In the next Set of Turns, I'll be disbanding the Cavalry. Yes, you heard right. Why attack with a Horse when you can attack with a Mech Infantry? I'll disband them to hurry the vMech Infantry.

Later!
 
Not that I'm against nuclear carnage, but I think our conventional forces are enough to splatter any Franco-Arabian nonsense that might crop up. Now that you have the carriers start on some destroyers and bombers. It might be a good idea to send a destroyer or cruiser on a sight seeing cruise around the enemy territory to see what they have. Destroyer should be good, they are fast and well armed. I bet they still have riflemen and frigates. Plus, I don't think we want to waste 800 shields on the manhattan project.

Experiment 626 said:
In the next Set of Turns, I'll be disbanding the Cavalry. Yes, you heard right. Why attack with a Horse when you can attack with a Mech Infantry? I'll disband them to hurry the vMech Infantry.

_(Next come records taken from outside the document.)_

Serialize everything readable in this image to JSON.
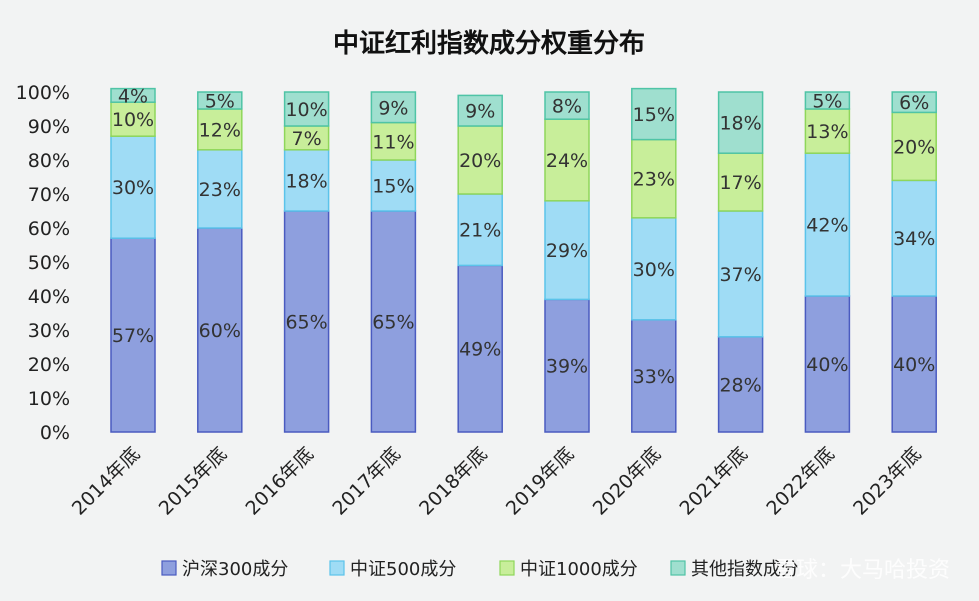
{
  "chart_data": {
    "type": "bar",
    "stacked": true,
    "title": "中证红利指数成分权重分布",
    "categories": [
      "2014年底",
      "2015年底",
      "2016年底",
      "2017年底",
      "2018年底",
      "2019年底",
      "2020年底",
      "2021年底",
      "2022年底",
      "2023年底"
    ],
    "series": [
      {
        "name": "沪深300成分",
        "values": [
          57,
          60,
          65,
          65,
          49,
          39,
          33,
          28,
          40,
          40
        ],
        "labels": [
          "57%",
          "60%",
          "65%",
          "65%",
          "49%",
          "39%",
          "33%",
          "28%",
          "40%",
          "40%"
        ],
        "color": "#8e9fde",
        "stroke": "#4a5bc0"
      },
      {
        "name": "中证500成分",
        "values": [
          30,
          23,
          18,
          15,
          21,
          29,
          30,
          37,
          42,
          34
        ],
        "labels": [
          "30%",
          "23%",
          "18%",
          "15%",
          "21%",
          "29%",
          "30%",
          "37%",
          "42%",
          "34%"
        ],
        "color": "#9fdcf5",
        "stroke": "#5bc3ea"
      },
      {
        "name": "中证1000成分",
        "values": [
          10,
          12,
          7,
          11,
          20,
          24,
          23,
          17,
          13,
          20
        ],
        "labels": [
          "10%",
          "12%",
          "7%",
          "11%",
          "20%",
          "24%",
          "23%",
          "17%",
          "13%",
          "20%"
        ],
        "color": "#c8ee9a",
        "stroke": "#8fd65a"
      },
      {
        "name": "其他指数成分",
        "values": [
          4,
          5,
          10,
          9,
          9,
          8,
          15,
          18,
          5,
          6
        ],
        "labels": [
          "4%",
          "5%",
          "10%",
          "9%",
          "9%",
          "8%",
          "15%",
          "18%",
          "5%",
          "6%"
        ],
        "color": "#9fdfcf",
        "stroke": "#4fc4a6"
      }
    ],
    "ylim": [
      0,
      100
    ],
    "yticks": [
      "0%",
      "10%",
      "20%",
      "30%",
      "40%",
      "50%",
      "60%",
      "70%",
      "80%",
      "90%",
      "100%"
    ],
    "legend_position": "bottom",
    "grid": false
  },
  "watermark": "雪球：大马哈投资"
}
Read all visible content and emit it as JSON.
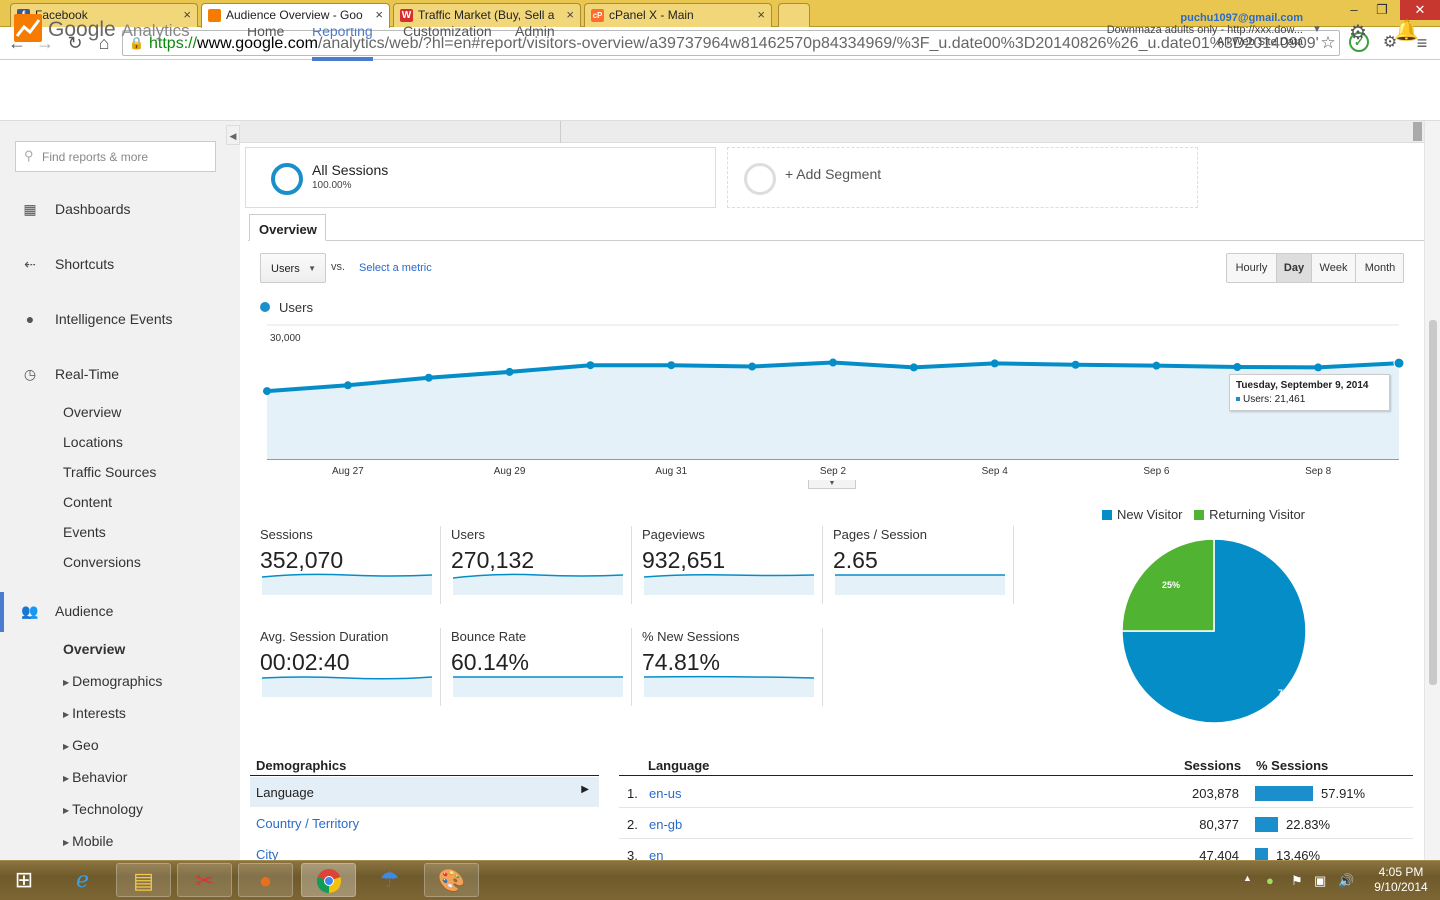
{
  "browser": {
    "tabs": [
      {
        "title": "Facebook",
        "icon": "facebook-icon",
        "color": "#3b5998",
        "glyph": "f",
        "active": false
      },
      {
        "title": "Audience Overview - Goo",
        "icon": "google-analytics-icon",
        "color": "#f57c00",
        "glyph": "",
        "active": true
      },
      {
        "title": "Traffic Market (Buy, Sell a",
        "icon": "traffic-market-icon",
        "color": "#d32f2f",
        "glyph": "W",
        "active": false
      },
      {
        "title": "cPanel X - Main",
        "icon": "cpanel-icon",
        "color": "#ff6c2c",
        "glyph": "cP",
        "active": false
      }
    ],
    "url": {
      "scheme": "https://",
      "domain": "www.google.com",
      "path": "/analytics/web/?hl=en#report/visitors-overview/a39737964w81462570p84334969/%3F_u.date00%3D20140826%26_u.date01%3D20140909'"
    }
  },
  "ga": {
    "brand_google": "Google",
    "brand_product": "Analytics",
    "nav": [
      "Home",
      "Reporting",
      "Customization",
      "Admin"
    ],
    "active_nav": "Reporting",
    "account": {
      "email": "puchu1097@gmail.com",
      "property": "Downmaza adults only - http://xxx.dow...",
      "view": "All Web Site Data"
    }
  },
  "sidebar": {
    "search_placeholder": "Find reports & more",
    "sections": [
      {
        "label": "Dashboards",
        "icon": "dashboard-grid-icon"
      },
      {
        "label": "Shortcuts",
        "icon": "shortcut-arrow-icon"
      },
      {
        "label": "Intelligence Events",
        "icon": "lightbulb-icon"
      },
      {
        "label": "Real-Time",
        "icon": "clock-icon"
      }
    ],
    "realtime_items": [
      "Overview",
      "Locations",
      "Traffic Sources",
      "Content",
      "Events",
      "Conversions"
    ],
    "audience_label": "Audience",
    "audience_icon": "people-icon",
    "audience_items": [
      "Overview",
      "Demographics",
      "Interests",
      "Geo",
      "Behavior",
      "Technology",
      "Mobile"
    ]
  },
  "segments": {
    "primary_name": "All Sessions",
    "primary_pct": "100.00%",
    "add_label": "+ Add Segment"
  },
  "report": {
    "tab": "Overview",
    "metric_select": "Users",
    "vs": "vs.",
    "select_metric": "Select a metric",
    "granularity": [
      "Hourly",
      "Day",
      "Week",
      "Month"
    ],
    "granularity_selected": "Day",
    "legend": "Users",
    "tooltip_date": "Tuesday, September 9, 2014",
    "tooltip_value": "Users: 21,461"
  },
  "chart_data": {
    "type": "area",
    "series": [
      {
        "name": "Users",
        "color": "#1a8fcb",
        "values": [
          15200,
          16500,
          18200,
          19500,
          21000,
          21000,
          20700,
          21600,
          20500,
          21400,
          21100,
          20900,
          20600,
          20500,
          21461
        ]
      }
    ],
    "x": [
      "Aug 26",
      "Aug 27",
      "Aug 28",
      "Aug 29",
      "Aug 30",
      "Aug 31",
      "Sep 1",
      "Sep 2",
      "Sep 3",
      "Sep 4",
      "Sep 5",
      "Sep 6",
      "Sep 7",
      "Sep 8",
      "Sep 9"
    ],
    "x_tick_labels": [
      "Aug 27",
      "Aug 29",
      "Aug 31",
      "Sep 2",
      "Sep 4",
      "Sep 6",
      "Sep 8"
    ],
    "y_tick_labels": [
      "30,000",
      "15,000"
    ],
    "y_ticks": [
      30000,
      15000
    ],
    "ylim": [
      0,
      30000
    ]
  },
  "metrics": [
    {
      "label": "Sessions",
      "value": "352,070"
    },
    {
      "label": "Users",
      "value": "270,132"
    },
    {
      "label": "Pageviews",
      "value": "932,651"
    },
    {
      "label": "Pages / Session",
      "value": "2.65"
    },
    {
      "label": "Avg. Session Duration",
      "value": "00:02:40"
    },
    {
      "label": "Bounce Rate",
      "value": "60.14%"
    },
    {
      "label": "% New Sessions",
      "value": "74.81%"
    }
  ],
  "pie": {
    "type": "pie",
    "slices": [
      {
        "name": "New Visitor",
        "value": 75,
        "label": "75%",
        "color": "#058dc7"
      },
      {
        "name": "Returning Visitor",
        "value": 25,
        "label": "25%",
        "color": "#50b432"
      }
    ]
  },
  "demographics": {
    "title": "Demographics",
    "selected": "Language",
    "links": [
      "Country / Territory",
      "City"
    ]
  },
  "language_table": {
    "headers": [
      "Language",
      "Sessions",
      "% Sessions"
    ],
    "rows": [
      {
        "n": "1.",
        "lang": "en-us",
        "sessions": "203,878",
        "pct": "57.91%",
        "frac": 0.5791
      },
      {
        "n": "2.",
        "lang": "en-gb",
        "sessions": "80,377",
        "pct": "22.83%",
        "frac": 0.2283
      },
      {
        "n": "3.",
        "lang": "en",
        "sessions": "47,404",
        "pct": "13.46%",
        "frac": 0.1346
      }
    ]
  },
  "taskbar": {
    "time": "4:05 PM",
    "date": "9/10/2014",
    "apps": [
      "start-button",
      "internet-explorer-icon",
      "file-explorer-icon",
      "snipping-tool-icon",
      "firefox-icon",
      "chrome-icon",
      "weather-umbrella-icon",
      "paint-icon"
    ]
  }
}
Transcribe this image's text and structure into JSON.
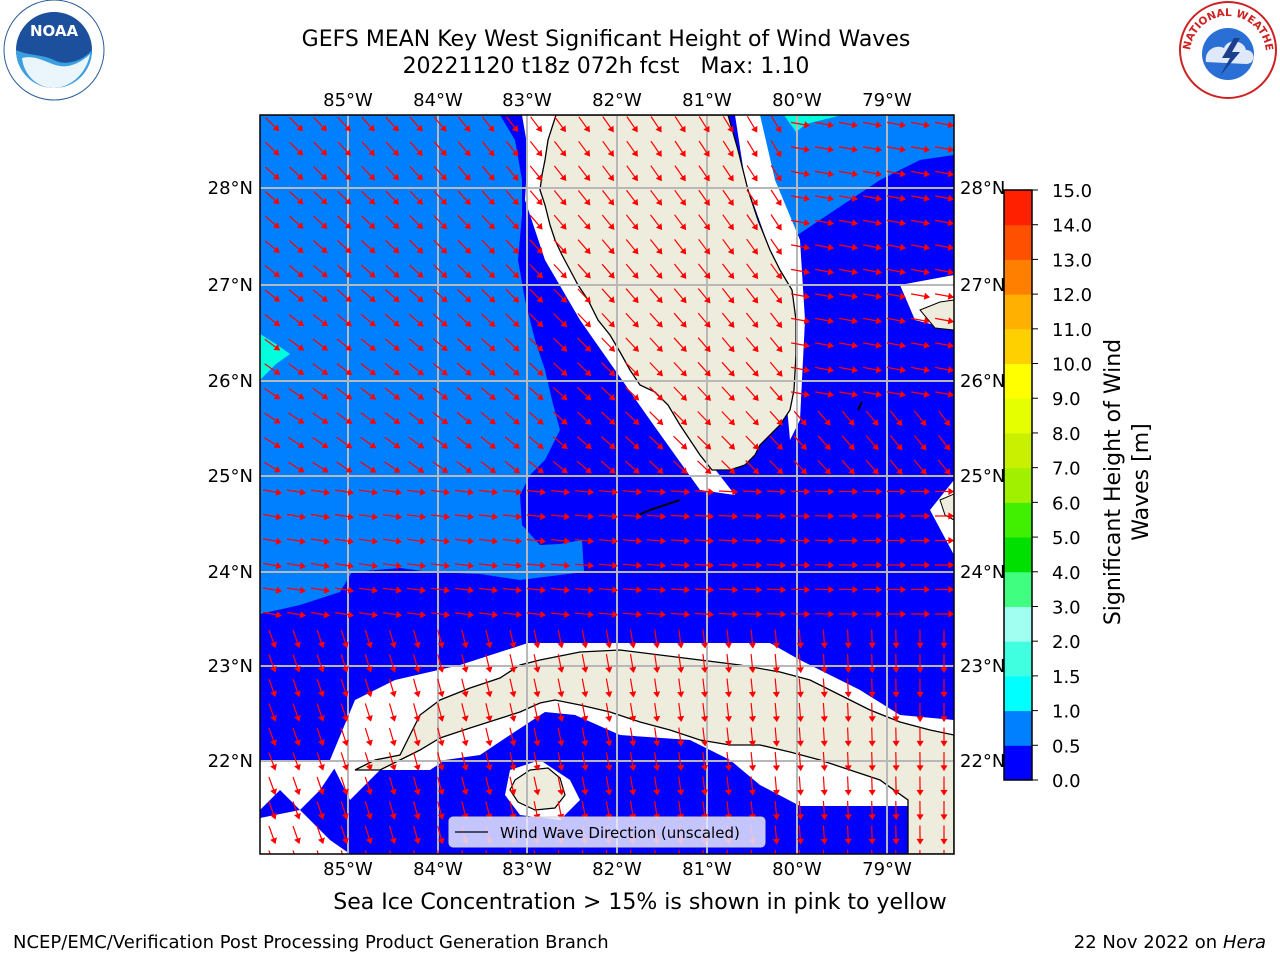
{
  "title": {
    "line1": "GEFS MEAN Key West Significant Height of Wind Waves",
    "run": "20221120 t18z 072h fcst",
    "max": "Max: 1.10"
  },
  "map": {
    "lon_labels": [
      "85°W",
      "84°W",
      "83°W",
      "82°W",
      "81°W",
      "80°W",
      "79°W"
    ],
    "lat_labels": [
      "28°N",
      "27°N",
      "26°N",
      "25°N",
      "24°N",
      "23°N",
      "22°N"
    ],
    "extent": {
      "lon": [
        -86,
        -78.3
      ],
      "lat": [
        21,
        28.8
      ]
    },
    "colors": {
      "land": "#eeecdc",
      "deep": "#0000ff",
      "mid": "#0080ff",
      "cyan": "#00ffdd",
      "arrow": "#ff0000",
      "grid": "#b8b8b8"
    },
    "legend": "Wind Wave Direction (unscaled)"
  },
  "colorbar": {
    "title": "Significant Height of Wind Waves [m]",
    "ticks": [
      "0.0",
      "0.5",
      "1.0",
      "1.5",
      "2.0",
      "3.0",
      "4.0",
      "5.0",
      "6.0",
      "7.0",
      "8.0",
      "9.0",
      "10.0",
      "11.0",
      "12.0",
      "13.0",
      "14.0",
      "15.0"
    ],
    "colors": [
      "#0000ff",
      "#0080ff",
      "#00ffff",
      "#40ffe0",
      "#a0fff0",
      "#40ff80",
      "#00e000",
      "#40f000",
      "#a0f000",
      "#c8f000",
      "#e6ff00",
      "#ffff00",
      "#ffd000",
      "#ffb000",
      "#ff8000",
      "#ff5000",
      "#ff2000",
      "#ff0000"
    ]
  },
  "caption": "Sea Ice Concentration > 15% is shown in pink to yellow",
  "footer": {
    "left": "NCEP/EMC/Verification Post Processing Product Generation Branch",
    "date": "22 Nov 2022 on",
    "machine": "Hera"
  },
  "logos": {
    "noaa": "NOAA",
    "nws": "NATIONAL WEATHER SERVICE"
  }
}
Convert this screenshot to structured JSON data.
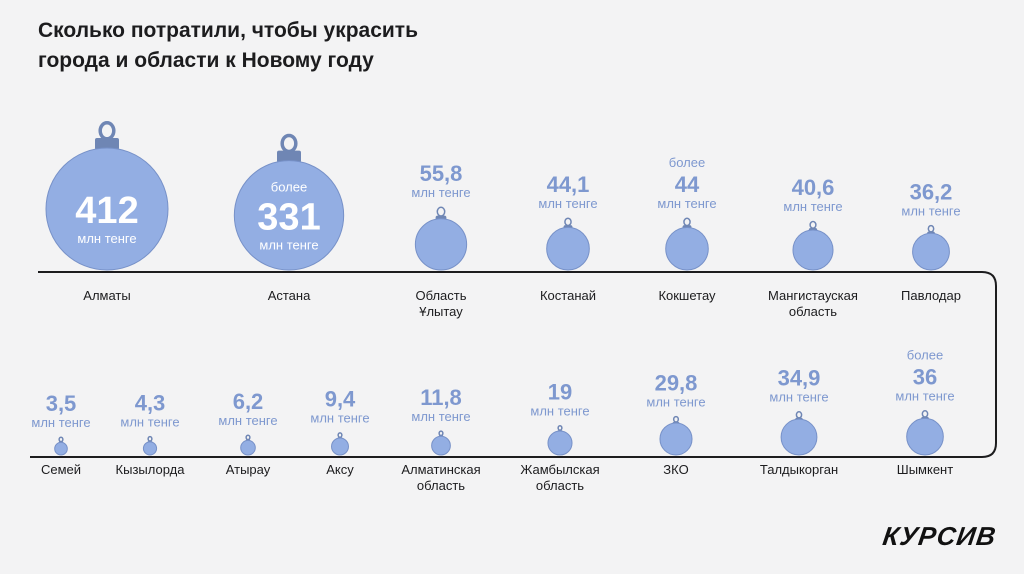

Hey, hold on now. Mech infantry can attack in a pinch, but you should be using modern armor (MBT) for attacking. You are about to discover the necessary tech in 3 turns and have all 3 resources so hold off on too many mech inf. and build a lot more MBTs. Actually, you can stop now, you have plenty of mech inf. and put all future production into MBTs and bombers and ships.
 
course, cavs are faster than armor. why is that, anyway?

sounds like we have 31 more turns of research - the game is coming to a close.

You might want to pick a different civ - maybe an agri civ, or one that has an early UU, so you can see what an earlier GA does.